FEMMES SAVANTES, HOMMES MÉDIOCRES
La controverse sur le point de savoir si Molière fut le défenseur ou l’adversaire de l’émancipation des femmes a quelque chose d’un faux débat. Certes, son théâtre traduit une ambiguïté sur ce sujet. Mais ne le réduisons pas aux Précieuses ridicules. Molière était un homme de son temps, un bourgeois, « un produit de son époque » (Catherine Hiegel), et de surcroît il eut à souffrir des femmes. Il ne les ménagea donc pas. Ni les hommes. Son souci était de plaire, de faire rire et de dénoncer les vices et les ridicules des êtres humains et de leur société, tous sexes confondus. Et son théâtre offre aussi des figures comme Agnès ou Toinette, en passant par l’Henriette ou la Martine des Femmes savantes qui honorent la femme et plaident pour sa liberté. On ne reprochera donc pas à Catherine Hiegel d’avoir adouci les portraits de Philaminte, d’Armande et de Bélise, jusqu’à les rendre beaucoup moins ridicules que la tradition ne l’établit. Plus humaines, plus banalement humaines pourrait-on dire, plus sympathiques. Le regard que porte sur elles Catherine Hiegel est teinté d’indulgence. Particulièrement s’agissant de Philaminte, savante certes, mais sans ostentation, et Agnès Jaoui joue très bien cette modération. Elle est davantage bourgeoise snob et femme de tête que précieuse ridicule. De même Evelyne Buyle, merveilleuse en Bélise, moins pédante que demi-folle. Et paradoxalement la satire se retourne contre les hommes : jamais Chrysale ne nous est apparu aussi inconsistant, aussi lâche, et jamais Trissotin aussi grotesque et imposteur. Femmes savantes oui, mais hommes médiocres. Justice est faite : Molière est plus équitable qu’on ne le croit, et le féminisme de Catherine Hiegel est satisfait.
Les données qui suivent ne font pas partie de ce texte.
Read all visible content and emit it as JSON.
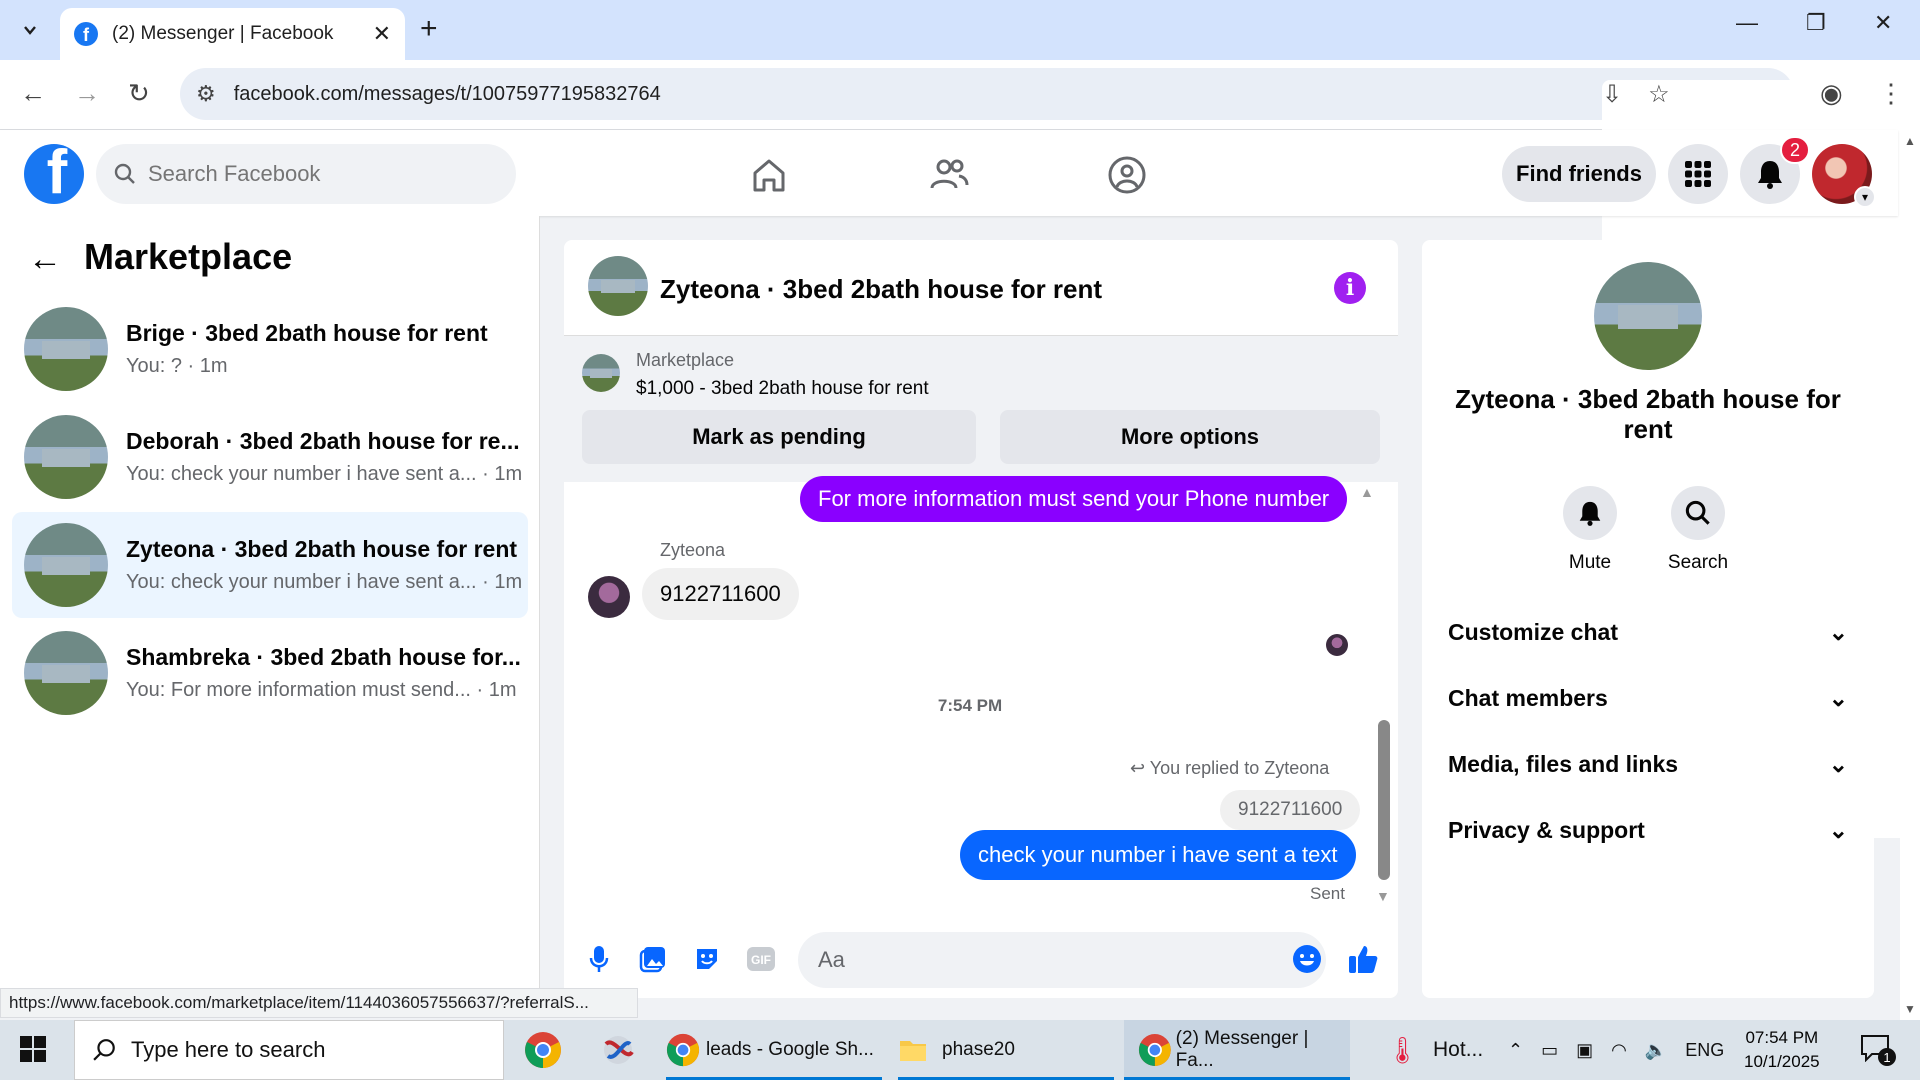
{
  "browser": {
    "tab_title": "(2) Messenger | Facebook",
    "url": "facebook.com/messages/t/10075977195832764",
    "status_url": "https://www.facebook.com/marketplace/item/1144036057556637/?referralS..."
  },
  "fb": {
    "search_placeholder": "Search Facebook",
    "find_friends": "Find friends",
    "notification_count": "2"
  },
  "left": {
    "title": "Marketplace",
    "conversations": [
      {
        "name": "Brige · 3bed 2bath house for rent",
        "preview": "You: ? · 1m"
      },
      {
        "name": "Deborah · 3bed 2bath house for re...",
        "preview": "You: check your number i have sent a... · 1m"
      },
      {
        "name": "Zyteona · 3bed 2bath house for rent",
        "preview": "You: check your number i have sent a... · 1m"
      },
      {
        "name": "Shambreka · 3bed 2bath house for...",
        "preview": "You: For more information must send... · 1m"
      }
    ]
  },
  "chat": {
    "title": "Zyteona · 3bed 2bath house for rent",
    "listing_label": "Marketplace",
    "listing_price": "$1,000 - 3bed 2bath house for rent",
    "mark_pending": "Mark as pending",
    "more_options": "More options",
    "msg_out_1": "For more information must send your Phone number",
    "sender_name": "Zyteona",
    "msg_in_1": "9122711600",
    "timestamp": "7:54 PM",
    "replied_to": "You replied to Zyteona",
    "quoted": "9122711600",
    "msg_out_2": "check your number i have sent a text",
    "sent_status": "Sent",
    "input_placeholder": "Aa"
  },
  "right": {
    "name": "Zyteona · 3bed 2bath house for rent",
    "mute": "Mute",
    "search": "Search",
    "rows": [
      "Customize chat",
      "Chat members",
      "Media, files and links",
      "Privacy & support"
    ]
  },
  "taskbar": {
    "search_placeholder": "Type here to search",
    "items": [
      "leads - Google Sh...",
      "phase20",
      "(2) Messenger | Fa...",
      "Hot..."
    ],
    "lang": "ENG",
    "time": "07:54 PM",
    "date": "10/1/2025",
    "notif_count": "1"
  }
}
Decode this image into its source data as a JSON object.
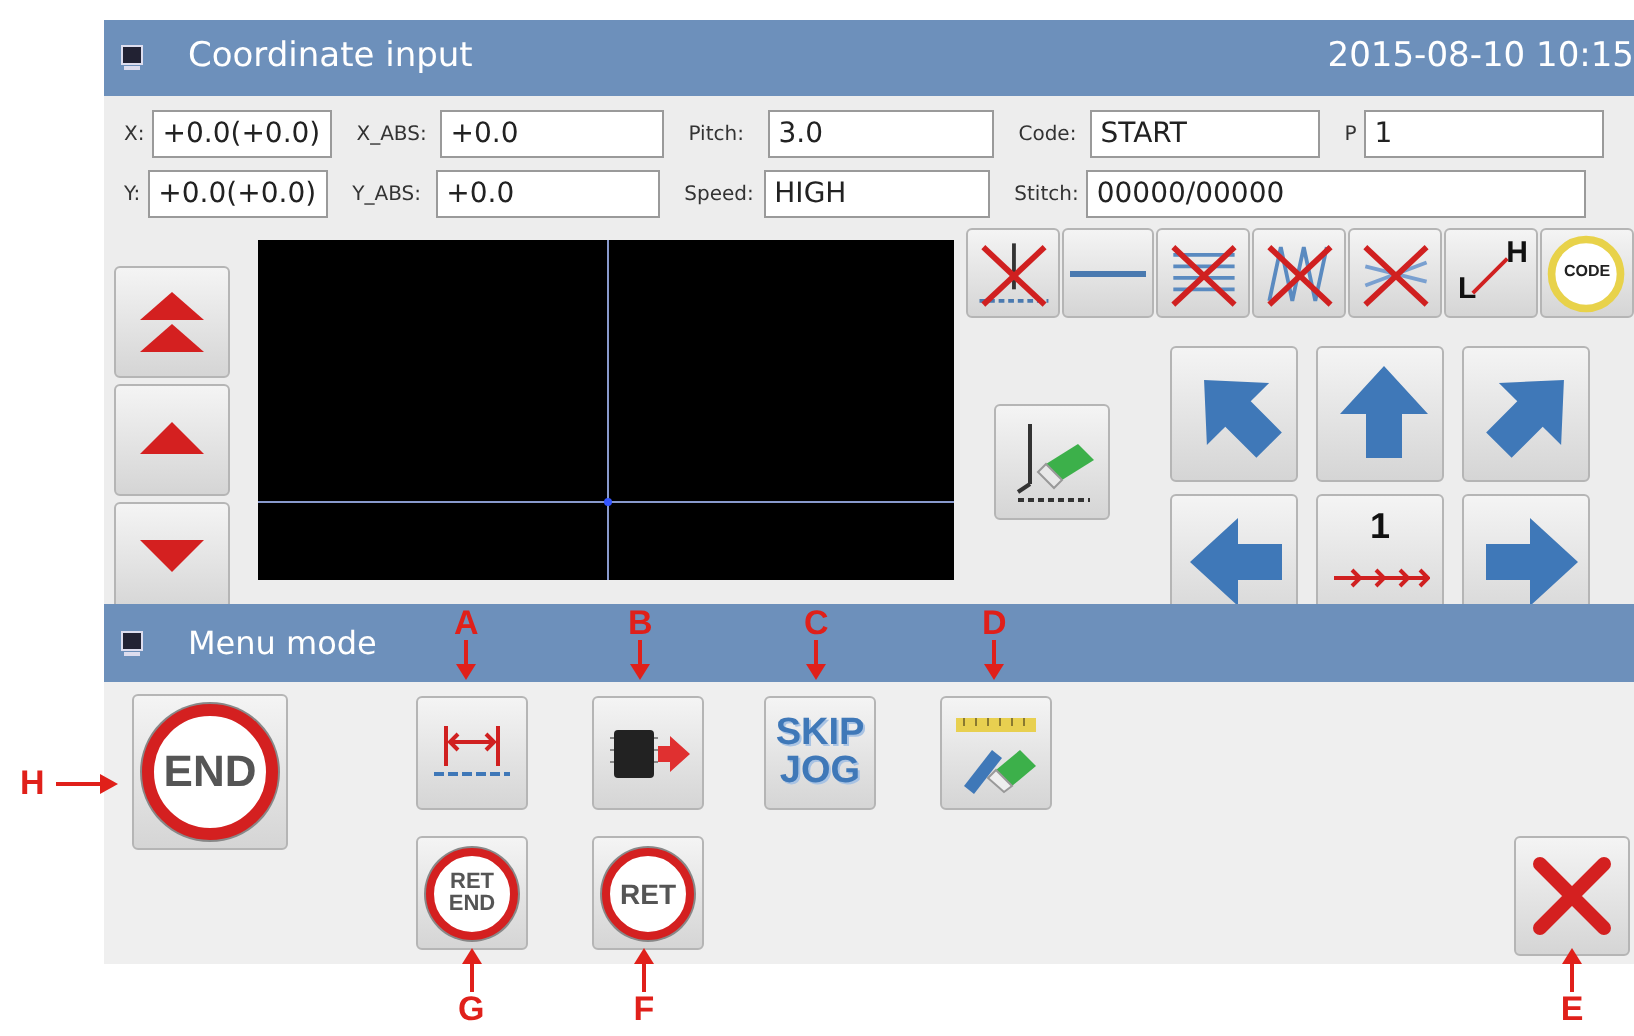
{
  "window": {
    "title": "Coordinate input",
    "datetime": "2015-08-10 10:15"
  },
  "field_rows": [
    [
      {
        "label": "X:",
        "value": "+0.0(+0.0)"
      },
      {
        "label": "X_ABS:",
        "value": "+0.0"
      },
      {
        "label": "Pitch:",
        "value": "3.0"
      },
      {
        "label": "Code:",
        "value": "START"
      },
      {
        "label": "P",
        "value": "1"
      }
    ],
    [
      {
        "label": "Y:",
        "value": "+0.0(+0.0)"
      },
      {
        "label": "Y_ABS:",
        "value": "+0.0"
      },
      {
        "label": "Speed:",
        "value": "HIGH"
      },
      {
        "label": "Stitch:",
        "value": "00000/00000"
      }
    ]
  ],
  "side_buttons": [
    {
      "kind": "double-up"
    },
    {
      "kind": "up"
    },
    {
      "kind": "down"
    }
  ],
  "toolbar": [
    {
      "kind": "cross-needle"
    },
    {
      "kind": "line"
    },
    {
      "kind": "cross-dense"
    },
    {
      "kind": "cross-zigzag"
    },
    {
      "kind": "cross-light"
    },
    {
      "kind": "lh",
      "label_low": "L",
      "label_high": "H"
    },
    {
      "kind": "code",
      "label": "CODE"
    }
  ],
  "jog_buttons": [
    {
      "kind": "up-left"
    },
    {
      "kind": "up"
    },
    {
      "kind": "up-right"
    },
    {
      "kind": "left"
    },
    {
      "kind": "step",
      "label": "1"
    },
    {
      "kind": "right"
    }
  ],
  "menu": {
    "title": "Menu mode",
    "buttons": [
      {
        "kind": "end",
        "label": "END"
      },
      {
        "kind": "width"
      },
      {
        "kind": "chip"
      },
      {
        "kind": "text",
        "label": "SKIP JOG"
      },
      {
        "kind": "ruler"
      },
      {
        "kind": "ret",
        "label": "RET END"
      },
      {
        "kind": "ret",
        "label": "RET"
      },
      {
        "kind": "close"
      }
    ]
  },
  "callouts": [
    {
      "letter": "A"
    },
    {
      "letter": "B"
    },
    {
      "letter": "C"
    },
    {
      "letter": "D"
    },
    {
      "letter": "H"
    },
    {
      "letter": "G"
    },
    {
      "letter": "F"
    },
    {
      "letter": "E"
    }
  ]
}
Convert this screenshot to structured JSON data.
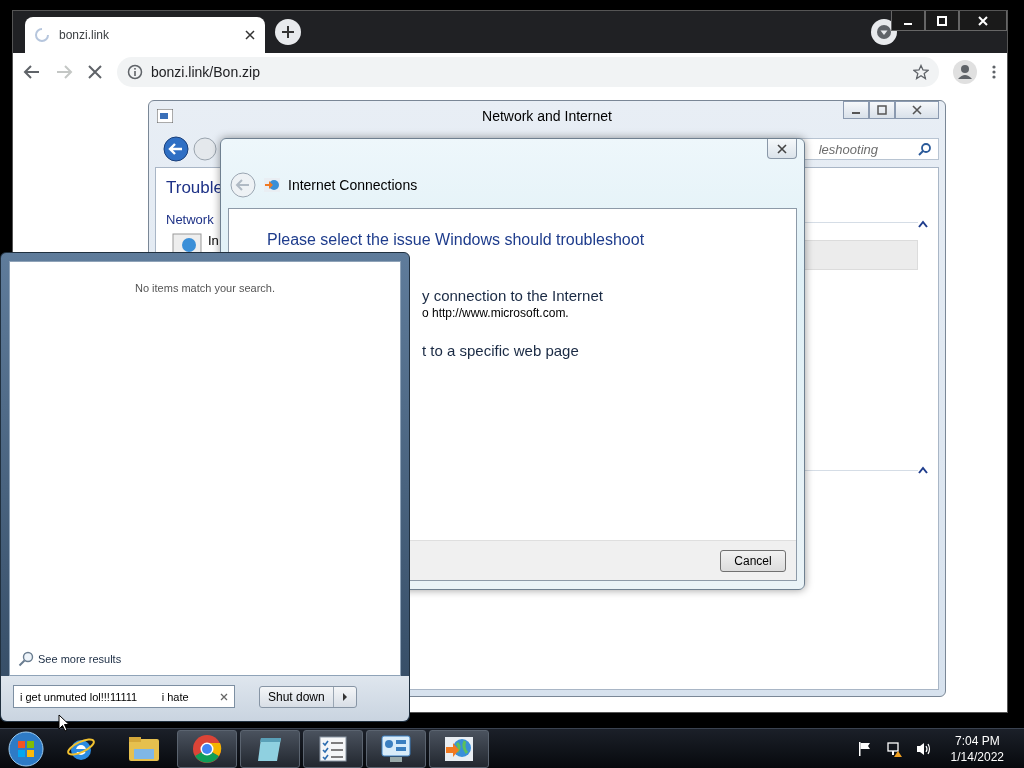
{
  "browser": {
    "tab": {
      "title": "bonzi.link",
      "loading": true
    },
    "forward": {
      "disabled": true
    },
    "address": "bonzi.link/Bon.zip"
  },
  "control_panel": {
    "title": "Network and Internet",
    "search": {
      "value": "leshooting"
    },
    "heading": "Trouble",
    "section": "Network",
    "item": "In"
  },
  "dialog": {
    "title": "Internet Connections",
    "prompt": "Please select the issue Windows should troubleshoot",
    "options": [
      {
        "title": "y connection to the Internet",
        "description": "o http://www.microsoft.com."
      },
      {
        "title": "t to a specific web page"
      }
    ],
    "cancel": "Cancel"
  },
  "start_menu": {
    "message": "No items match your search.",
    "see_more": "See more results",
    "search": {
      "value": "i get unmuted lol!!!11111        i hate"
    },
    "shutdown": "Shut down"
  },
  "taskbar": {
    "apps": [
      {
        "kind": "ie",
        "running": false
      },
      {
        "kind": "explorer",
        "running": false
      },
      {
        "kind": "chrome",
        "running": true
      },
      {
        "kind": "journal",
        "running": true
      },
      {
        "kind": "checklist",
        "running": true
      },
      {
        "kind": "control-panel",
        "running": true
      },
      {
        "kind": "troubleshooter",
        "running": true
      }
    ],
    "time": "7:04 PM",
    "date": "1/14/2022"
  }
}
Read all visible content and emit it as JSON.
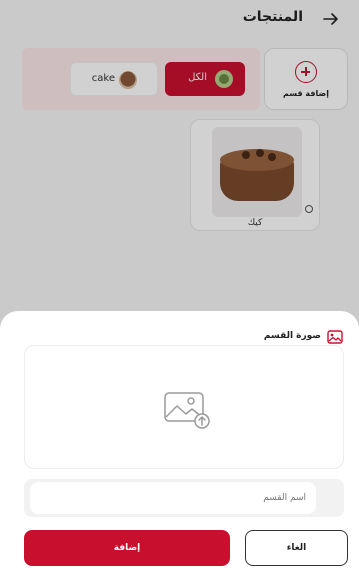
{
  "header": {
    "title": "المنتجات",
    "back_icon": "arrow-right-icon"
  },
  "categories": {
    "add_label": "إضافة قسم",
    "add_icon": "plus-circle-icon",
    "chips": [
      {
        "label": "الكل",
        "active": true
      },
      {
        "label": "cake",
        "active": false
      }
    ]
  },
  "products": [
    {
      "name": "كيك"
    }
  ],
  "sheet": {
    "title": "صورة القسم",
    "title_icon": "image-icon",
    "upload_icon": "image-upload-icon",
    "name_placeholder": "اسم القسم",
    "name_value": "",
    "grid_icon": "grid-icon",
    "add_label": "إضافة",
    "cancel_label": "الغاء"
  },
  "colors": {
    "accent": "#c8102e",
    "chip_background": "#fde8ea"
  }
}
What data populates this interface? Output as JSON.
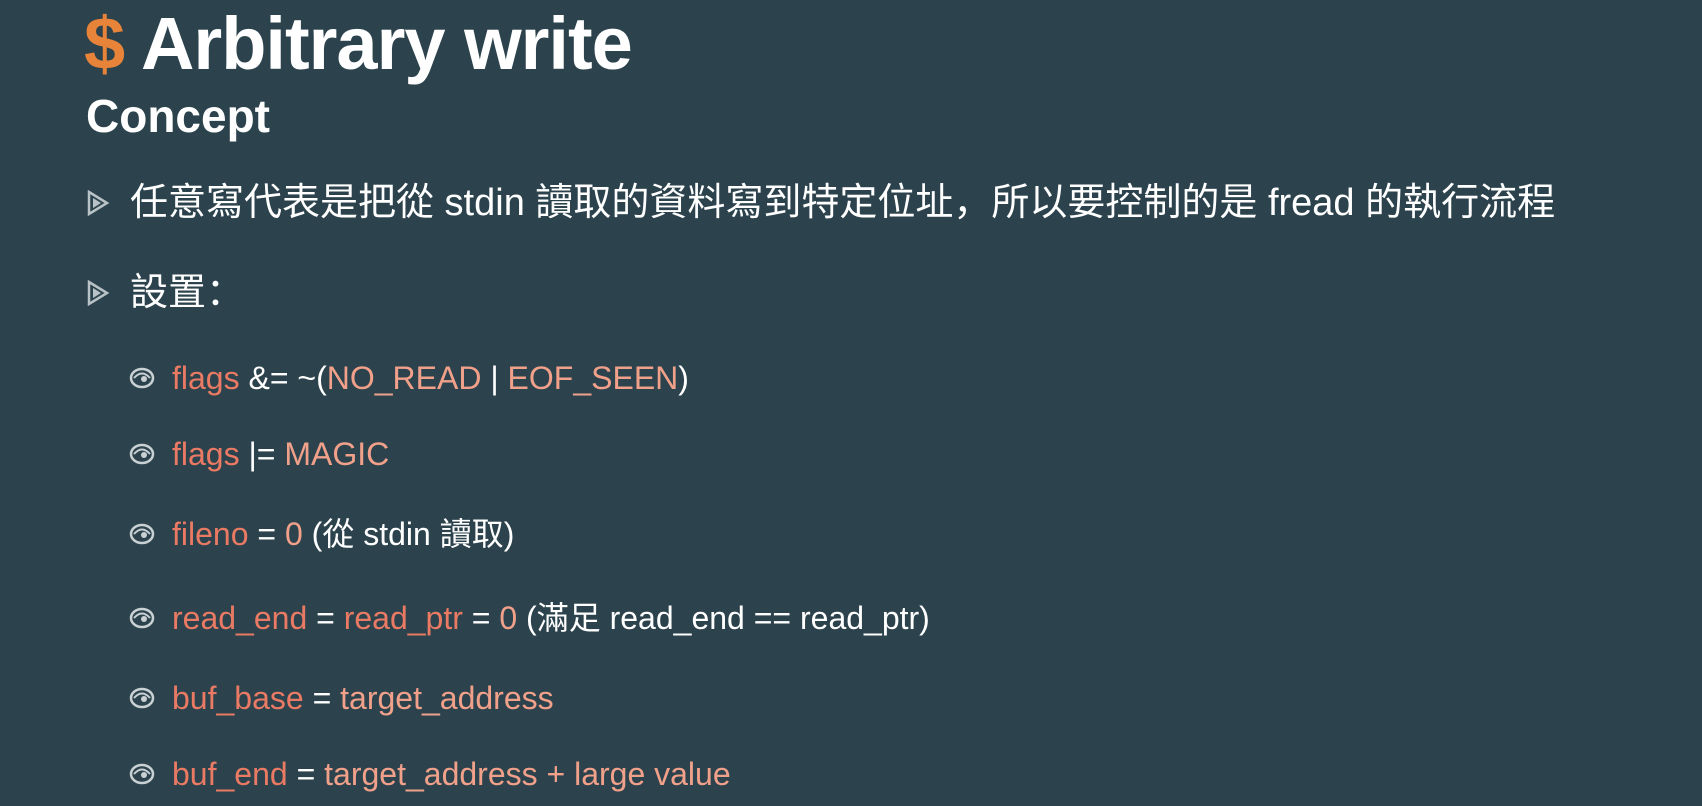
{
  "slide": {
    "title_prefix": "$",
    "title": " Arbitrary write",
    "subtitle": "Concept"
  },
  "bullets": {
    "b1": "任意寫代表是把從 stdin 讀取的資料寫到特定位址，所以要控制的是 fread 的執行流程",
    "b2": "設置："
  },
  "items": [
    {
      "parts": [
        "flags",
        " &= ~(",
        "NO_READ",
        " | ",
        "EOF_SEEN",
        ")"
      ]
    },
    {
      "parts": [
        "flags",
        " |= ",
        "MAGIC"
      ]
    },
    {
      "parts": [
        "fileno",
        " = ",
        "0",
        " (從 stdin 讀取)"
      ]
    },
    {
      "parts": [
        "read_end",
        " = ",
        "read_ptr",
        " = ",
        "0",
        " (滿足 read_end == read_ptr)"
      ]
    },
    {
      "parts": [
        "buf_base",
        " = ",
        "target_address"
      ]
    },
    {
      "parts": [
        "buf_end",
        " = ",
        "target_address + large value"
      ]
    }
  ],
  "colors": {
    "background": "#2c434d",
    "accent_orange": "#e8833a",
    "code_highlight": "#ea7a63",
    "code_value": "#f1a08a",
    "text": "#ffffff"
  },
  "icons": {
    "level1_bullet": "triangle-arrow-icon",
    "level2_bullet": "swirl-icon"
  }
}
Tout cela donne un spectacle intéressant renouvelant la convention théâtrale aux dépens de la caricature satirique qui a fait la fortune de la pièce. Qui a raison : la tradition ou Hiegel ? Car enfin Philaminte n’est peut-être pas aussi intelligente et apaisée qu’on nous le donne à voir. C’est quand même elle qui met à la porte sa servante Martine parce qu’elle ne parle pas comme Vaugelas, ou qui s’étrangle de bonheur devant les âneries de Trissotin. Reste un texte admirable, une vision originale de l’oeuvre, des acteurs de qualité, une mise en scène irréprochable, un beau décor classique de Goury meublé d’un capharnaüm délirant, télescope géant, animaux empaillés, squelettes et autres curiosités scientifiques, comme chez Deyrolle. Que demander de plus ?
de Molière, mise en scène de Catherine Hiegel, avec A. Jaoui, E. Buyle, J.-P. Bacri... Théâtre de la Porte Saint-Martin, Paris Xe.